The few categories of issues around AI predictions are:
- AI reinforces patterns in past data and can further solidify bias and inequality from the past. If you train your model on bias data, you will get bias outcomes.
- AI predictions result in an unfalsifiability problem – until the future event happens, a prediction remains unverifiable, resulting in the inability for individuals to challenge them as false. Similarly, these predictions involve a preemptive intervention problem, where decisions or interventions render it impossible to determine whether the predictions would have come true.
- AI predictions can lead to a self-fulfilling prophecy problem where they actively shape the future they aim to forecast
There aren’t a lot of privacy regulations to help individuals today. GDPR is probably the best one where it individuals have the right to not to be subject to a decision based solely on automated processing. The gap is that there are no guidance on how human and AI should operate together – this is especially concerning as:
- People cannot fully understand how a model works as it ingested more data than a human can read
- People often over rely on automated advice – it’s easy and there must be a reason why these systems are used after all.

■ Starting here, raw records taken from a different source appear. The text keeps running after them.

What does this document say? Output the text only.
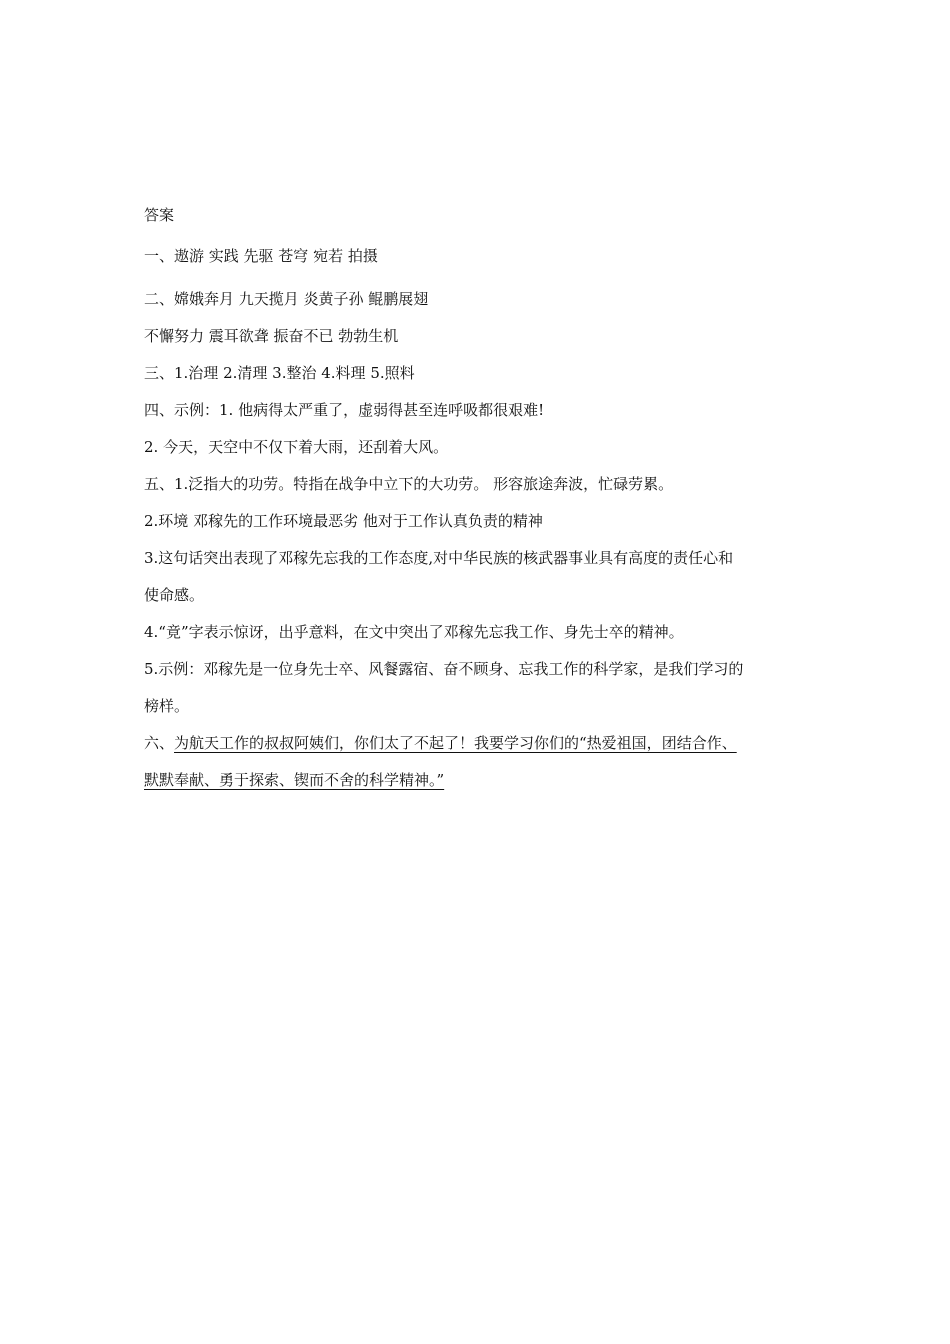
答案
一、遨游 实践 先驱 苍穹 宛若 拍摄
二、嫦娥奔月 九天揽月 炎黄子孙 鲲鹏展翅
不懈努力 震耳欲聋 振奋不已 勃勃生机
三、1.治理 2.清理 3.整治 4.料理 5.照料
四、示例：1. 他病得太严重了，虚弱得甚至连呼吸都很艰难!
2. 今天，天空中不仅下着大雨，还刮着大风。
五、1.泛指大的功劳。特指在战争中立下的大功劳。 形容旅途奔波，忙碌劳累。
2.环境 邓稼先的工作环境最恶劣 他对于工作认真负责的精神
3.这句话突出表现了邓稼先忘我的工作态度,对中华民族的核武器事业具有高度的责任心和
使命感。
4.“竟”字表示惊讶，出乎意料，在文中突出了邓稼先忘我工作、身先士卒的精神。
5.示例：邓稼先是一位身先士卒、风餐露宿、奋不顾身、忘我工作的科学家，是我们学习的
榜样。
六、为航天工作的叔叔阿姨们，你们太了不起了！我要学习你们的“热爱祖国，团结合作、
默默奉献、勇于探索、锲而不舍的科学精神。”
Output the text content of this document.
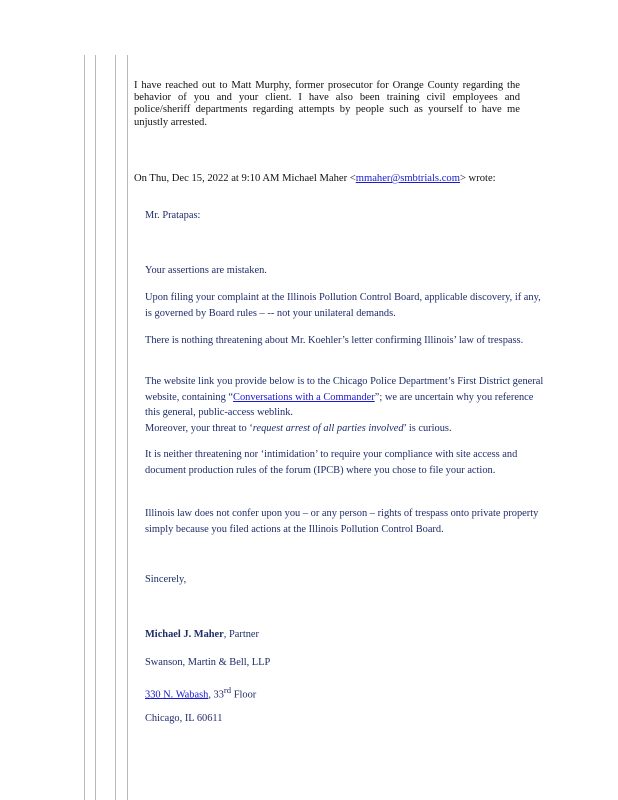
I have reached out to Matt Murphy, former prosecutor for Orange County regarding the behavior of you and your client. I have also been training civil employees and police/sheriff departments regarding attempts by people such as yourself to have me unjustly arrested.

On Thu, Dec 15, 2022 at 9:10 AM Michael Maher <mmaher@smbtrials.com> wrote:

Mr. Pratapas:

Your assertions are mistaken.

Upon filing your complaint at the Illinois Pollution Control Board, applicable discovery, if any, is governed by Board rules – -- not your unilateral demands.

There is nothing threatening about Mr. Koehler’s letter confirming Illinois’ law of trespass.

The website link you provide below is to the Chicago Police Department’s First District general website, containing “Conversations with a Commander”; we are uncertain why you reference this general, public-access weblink.
Moreover, your threat to ‘request arrest of all parties involved’ is curious.

It is neither threatening nor ‘intimidation’ to require your compliance with site access and document production rules of the forum (IPCB) where you chose to file your action.

Illinois law does not confer upon you – or any person – rights of trespass onto private property simply because you filed actions at the Illinois Pollution Control Board.

Sincerely,

Michael J. Maher, Partner

Swanson, Martin & Bell, LLP

330 N. Wabash, 33rd Floor

Chicago, IL 60611
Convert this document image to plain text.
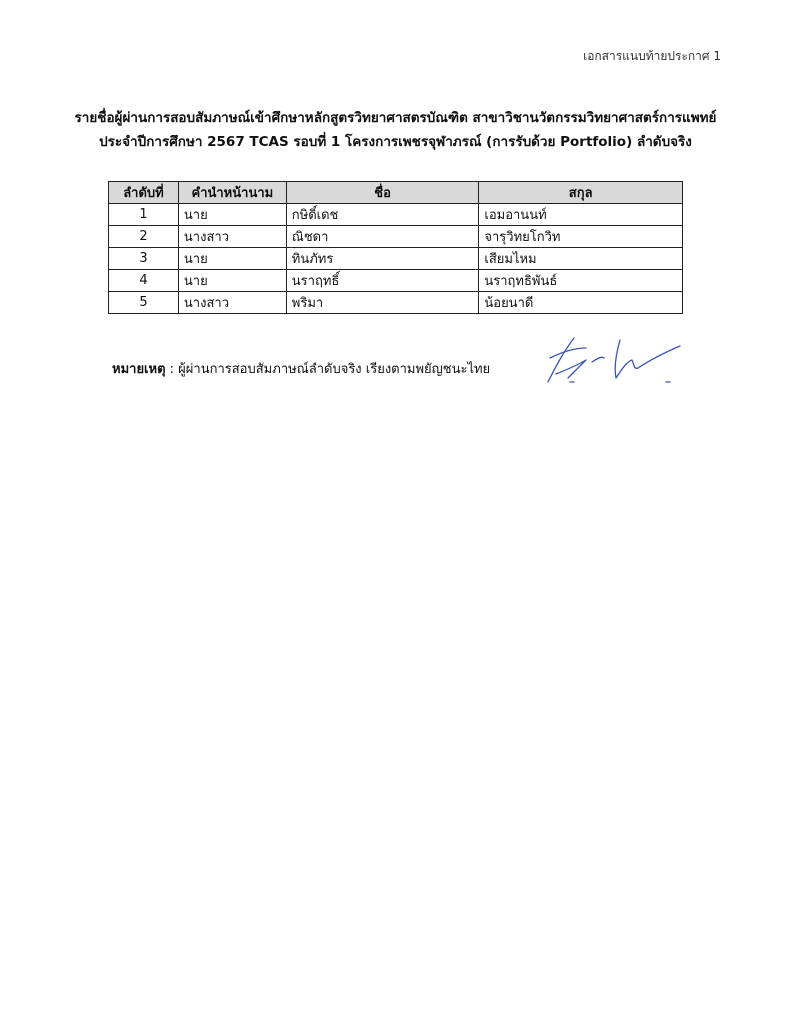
เอกสารแนบท้ายประกาศ 1
รายชื่อผู้ผ่านการสอบสัมภาษณ์เข้าศึกษาหลักสูตรวิทยาศาสตรบัณฑิต สาขาวิชานวัตกรรมวิทยาศาสตร์การแพทย์
ประจำปีการศึกษา 2567 TCAS รอบที่ 1 โครงการเพชรจุฬาภรณ์ (การรับด้วย Portfolio) ลำดับจริง
ลำดับที่	คำนำหน้านาม	ชื่อ	สกุล
1	นาย	กษิดิ์เดช	เอมอานนท์
2	นางสาว	ณิชดา	จารุวิทยโกวิท
3	นาย	ทินภัทร	เสียมไหม
4	นาย	นราฤทธิ์	นราฤทธิพันธ์
5	นางสาว	พริมา	น้อยนาดี
หมายเหตุ : ผู้ผ่านการสอบสัมภาษณ์ลำดับจริง เรียงตามพยัญชนะไทย
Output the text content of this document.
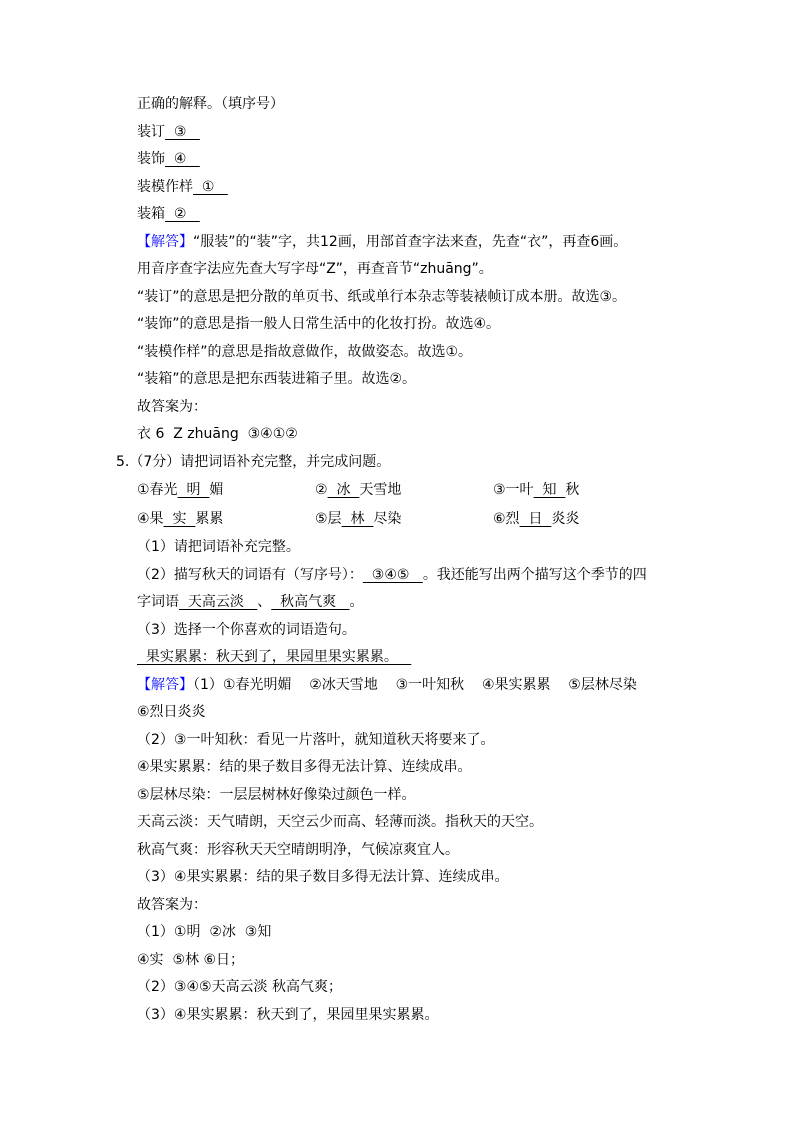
正确的解释。（填序号）
装订  ③
装饰  ④
装模作样  ①
装箱  ②
【解答】“服装”的“装”字，共12画，用部首查字法来查，先查“衣”，再查6画。
用音序查字法应先查大写字母“Z”，再查音节“zhuāng”。
“装订”的意思是把分散的单页书、纸或单行本杂志等装裱帧订成本册。故选③。
“装饰”的意思是指一般人日常生活中的化妆打扮。故选④。
“装模作样”的意思是指故意做作，故做姿态。故选①。
“装箱”的意思是把东西装进箱子里。故选②。
故答案为：
衣 6  Z zhuāng  ③④①②
5.（7分）请把词语补充完整，并完成问题。
①春光  明  媚	②  冰  天雪地	③一叶  知  秋
④果  实  累累	⑤层  林  尽染	⑥烈  日  炎炎
（1）请把词语补充完整。
（2）描写秋天的词语有（写序号）：  ③④⑤   。我还能写出两个描写这个季节的四
字词语  天高云淡   、  秋高气爽   。
（3）选择一个你喜欢的词语造句。
果实累累：秋天到了，果园里果实累累。
【解答】（1）①春光明媚    ②冰天雪地    ③一叶知秋    ④果实累累    ⑤层林尽染
⑥烈日炎炎
（2）③一叶知秋：看见一片落叶，就知道秋天将要来了。
④果实累累：结的果子数目多得无法计算、连续成串。
⑤层林尽染：一层层树林好像染过颜色一样。
天高云淡：天气晴朗，天空云少而高、轻薄而淡。指秋天的天空。
秋高气爽：形容秋天天空晴朗明净，气候凉爽宜人。
（3）④果实累累：结的果子数目多得无法计算、连续成串。
故答案为：
（1）①明  ②冰  ③知
④实  ⑤林 ⑥日；
（2）③④⑤天高云淡 秋高气爽；
（3）④果实累累：秋天到了，果园里果实累累。
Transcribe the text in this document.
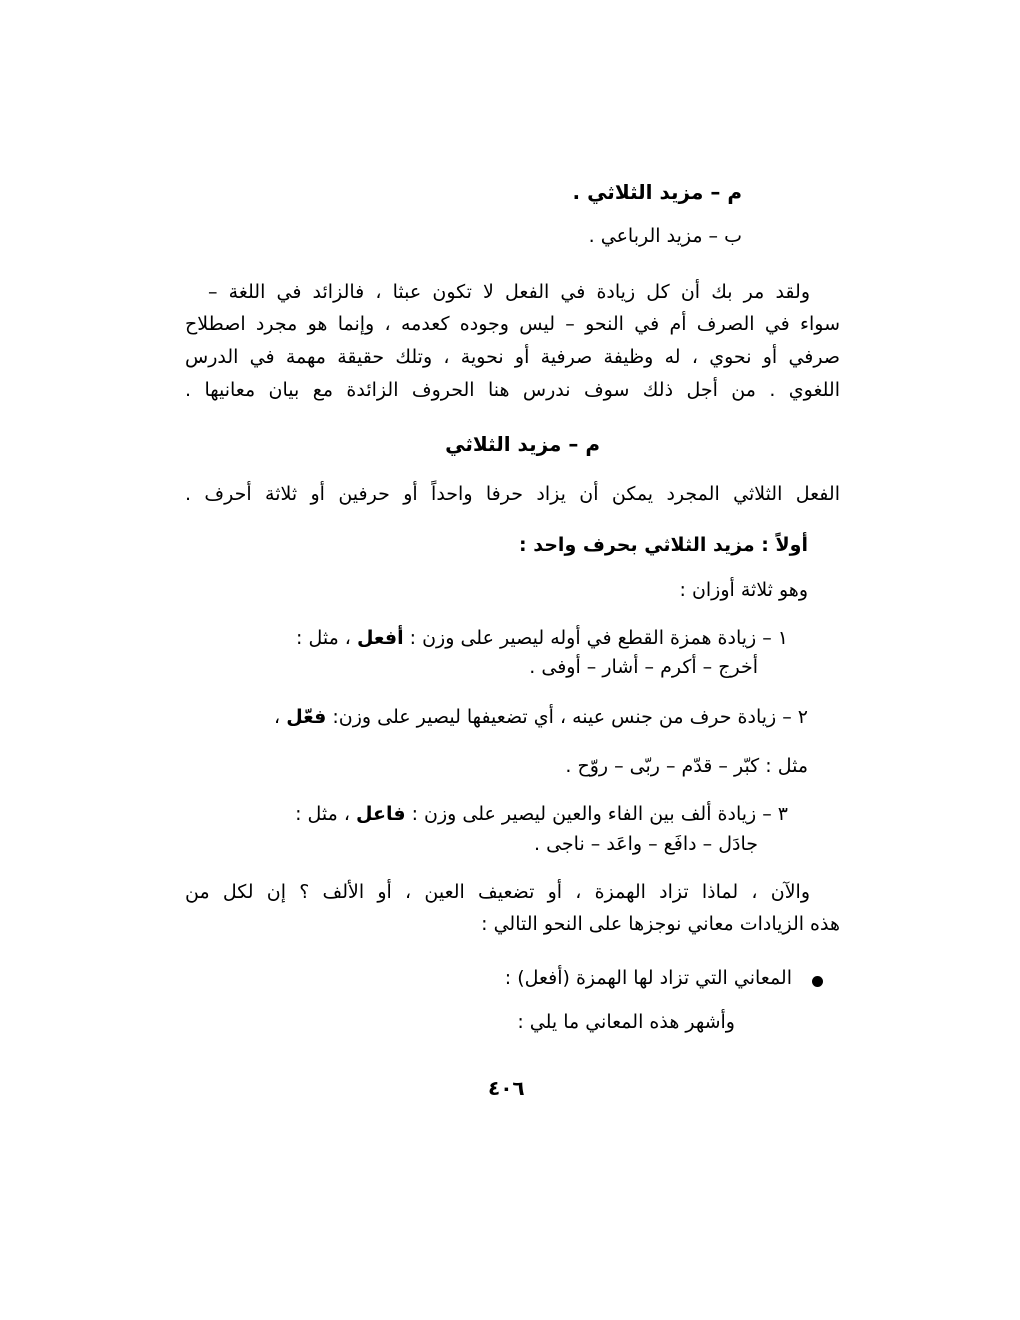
م – مزيد الثلاثي .
ب – مزيد الرباعي .
ولقد مر بك أن كل زيادة في الفعل لا تكون عبثا ، فالزائد في اللغة –
سواء في الصرف أم في النحو – ليس وجوده كعدمه ، وإنما هو مجرد اصطلاح
صرفي أو نحوي ، له وظيفة صرفية أو نحوية ، وتلك حقيقة مهمة في الدرس
اللغوي . من أجل ذلك سوف ندرس هنا الحروف الزائدة مع بيان معانيها .
م – مزيد الثلاثي
الفعل الثلاثي المجرد يمكن أن يزاد حرفا واحداً أو حرفين أو ثلاثة أحرف .
أولاً : مزيد الثلاثي بحرف واحد :
وهو ثلاثة أوزان :
١ – زيادة همزة القطع في أوله ليصير على وزن : أفعل ، مثل :
أخرج – أكرم – أشار – أوفى .
٢ – زيادة حرف من جنس عينه ، أي تضعيفها ليصير على وزن: فعّل ،
مثل : كبّر – قدّم – ربّى – روّح .
٣ – زيادة ألف بين الفاء والعين ليصير على وزن : فاعل ، مثل :
جادَل – دافَع – واعَد – ناجى .
والآن ، لماذا تزاد الهمزة ، أو تضعيف العين ، أو الألف ؟ إن لكل من
هذه الزيادات معاني نوجزها على النحو التالي :
المعاني التي تزاد لها الهمزة (أفعل) :
وأشهر هذه المعاني ما يلي :
٤٠٦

So even if a human intervenes, it’s not obvious that they can rectify the damage being done by a bad prediction.
In regards to bias, I could probably write a full post about it, but the short version is:
- You can’t remove bias by just removing characteristics you don’t want to be used – the model will be able to re-infer them.
- Models may create new biases that don’t exist today – e.g. if they somehow find that the color of your eyes impact your likelihood of committing a crime, a new criteria (eye color) will become a bias (that doesn’t exist today)
- AI can’t use data that’s not quantifiable – what makes us humans, e.g. our emotions, morality, values etc. We are also more than just the data about us.
I don’t have a good way to end this post because I don’t know what’s the right path forward here – we probably need some regulations, but I don’t think we know how to properly handle these predictions today.
Thoughts? How do we prevent the science fiction movie Minory Report from becoming a reality?